The final breakthrough happened when I was nominated for an RWA Golden Heart® award. From that, agents started noticing and reading and one of them, Gail Fortune, offered representation. Then a judge from the Golden Heart contest requested the full manuscript and offered a contract. Three days later I was awarded the 2009 Golden Heart for historical romance—it all seems very fast, but in truth the process took four years from when I started that first manuscript.
By then, I had completed three manuscripts set in Tang Dynasty China. Butterfly Swords was the second manuscript, but will be released as my debut book.
How did you choose an agent?
I researched through blogs and Querytracker.net. I highly suggest any writer on the query hunt go there. There’s a great supportive community and it’s a very user friendly portal for researching and tracking your progress.
I chose Gail because she was so excited about the book. She compared it to James Clavell’s Shogun, which happened to be a huge inspiration for me. I felt a connection with her immediately and her excitement was and is still infectious.
Why did you choose the Tang Dynasty?
The Tang Dynasty is often called the Golden Age of China. It has it all: wealth, sensuality, drama. However, I was most attracted to the Tang Dynasty from watching movies about Empress Wu and her daughter, Princess Taiping. These were powerful and independent women. I wanted to create characters that were just as intelligent and fiery.
How did you do your research?
I researched through the library and bought up as many Tang Dynasty books from Amazon as I could afford. Then on top of that, I researched on the internet, lurking on the Chinese History forum, and other historical sites. I also started collecting other reference materials: books on Chinese locations, folklore, weapons, horses. I also studied the ancient world in general, making cross references between the West and East. I always found it fascinating that the “Dark Ages” of Europe, corresponded to the Golden Age of China.
Swordfighting women do not seem like they would fit in a romance novel. What made you decide to incorporate this element?
This comes from a lifelong love of fantasy adventure stories and martial arts stories. I think the prototype of the sword woman is such a strong figure and seemed more believable given the Chinese setting. Princess Pingyang was a remarkable woman who led her father’s armies to help found the Tang Dynasty. The ballad of Mulan tells the legend of another woman who posed as a man to take her father’s place in battle.
And something about swords and the honor culture behind them seemed to fit the romance genre so perfectly.
Define "warrior women."
I think a warrior woman is someone who finds a special strength within herself.
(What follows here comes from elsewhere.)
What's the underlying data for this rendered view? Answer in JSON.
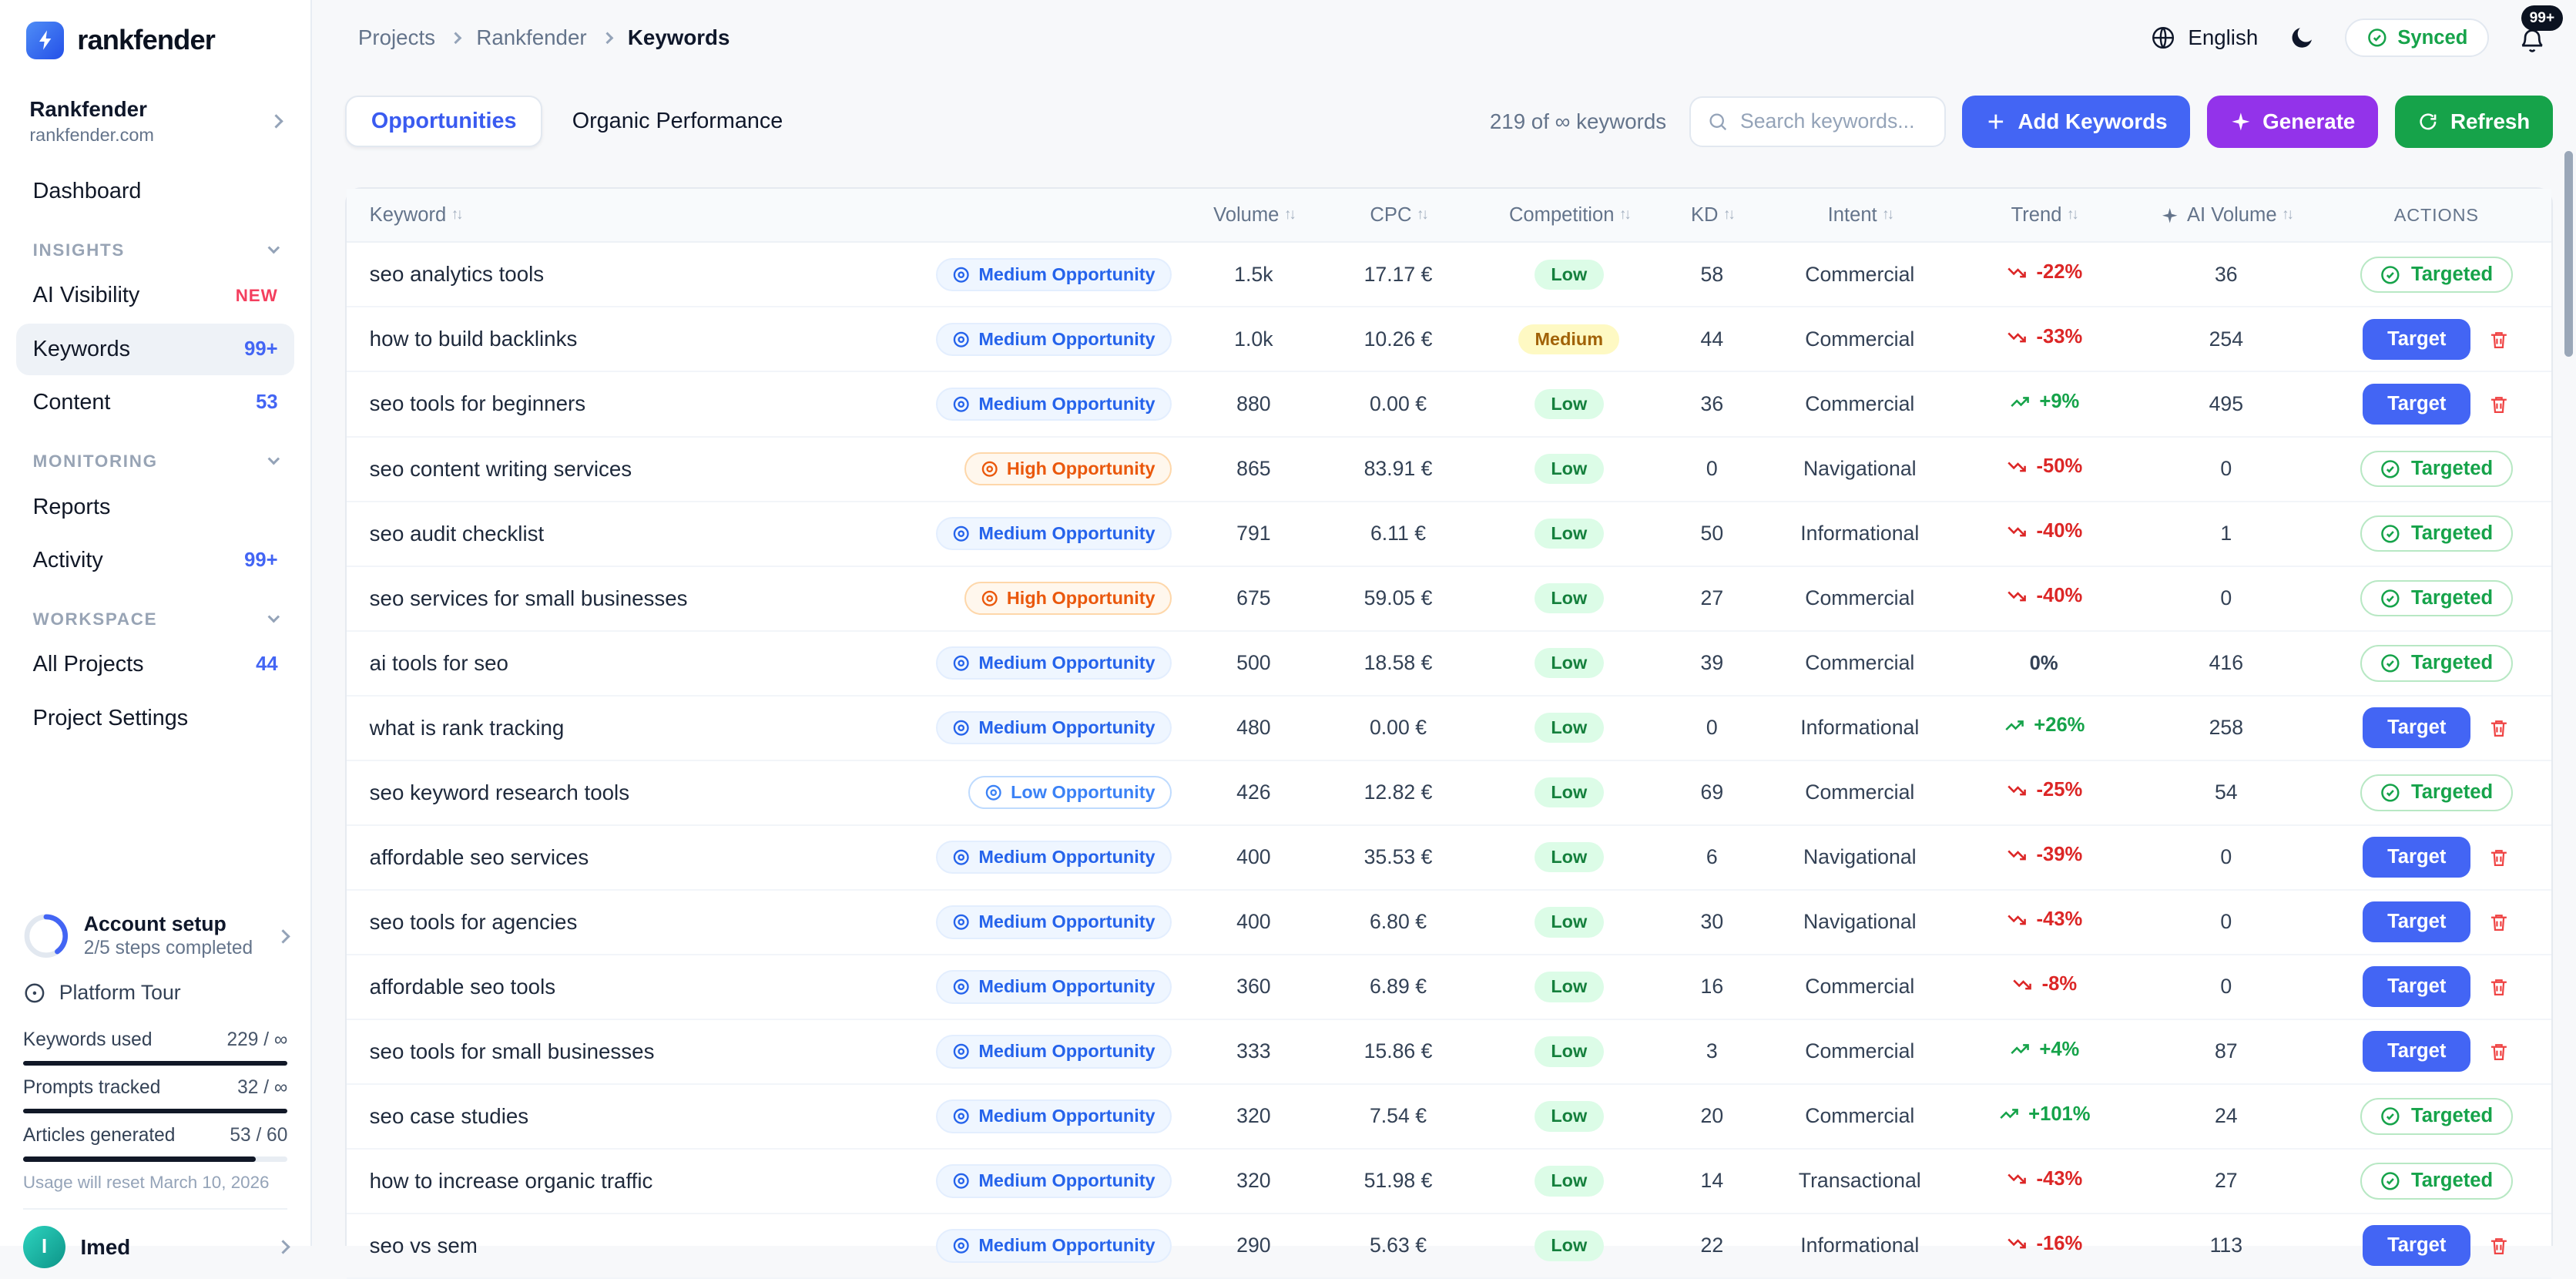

She walks in the world of men, but retains a unique femininity. Strength wears itself differently on a woman than a man.
As a writer, do you consider yourself a warrior woman?
I can’t take on that moniker as I feel I’ve done nothing to earn it.
I consider myself the living legacy of several warrior women: my grandmothers and my mother. I channel my strength from their experiences. The women of my family survived war and were uprooted from their homeland. Yet they were able to take it all in with sense of reflection, but not tragedy.
My sister and I talk of writing a historical fiction work inspired by our family stories. We have yet to write a single word, because we’re still afraid. Maybe one day, after I’ve completed more stories, I won’t be so afraid anymore.
Jeannie Lin writes historical romantic adventures set in Tang Dynasty China. Her short story, The Taming of Mei Lin from Harlequin Historical Undone is now available. Her Golden Heart award-winning novel, Butterfly Swords, will be released October 1 from Harlequin Historical and received 4-stars from Romantic Times Reviews—“The action never stops, the love story is strong and the historical backdrop is fascinating.”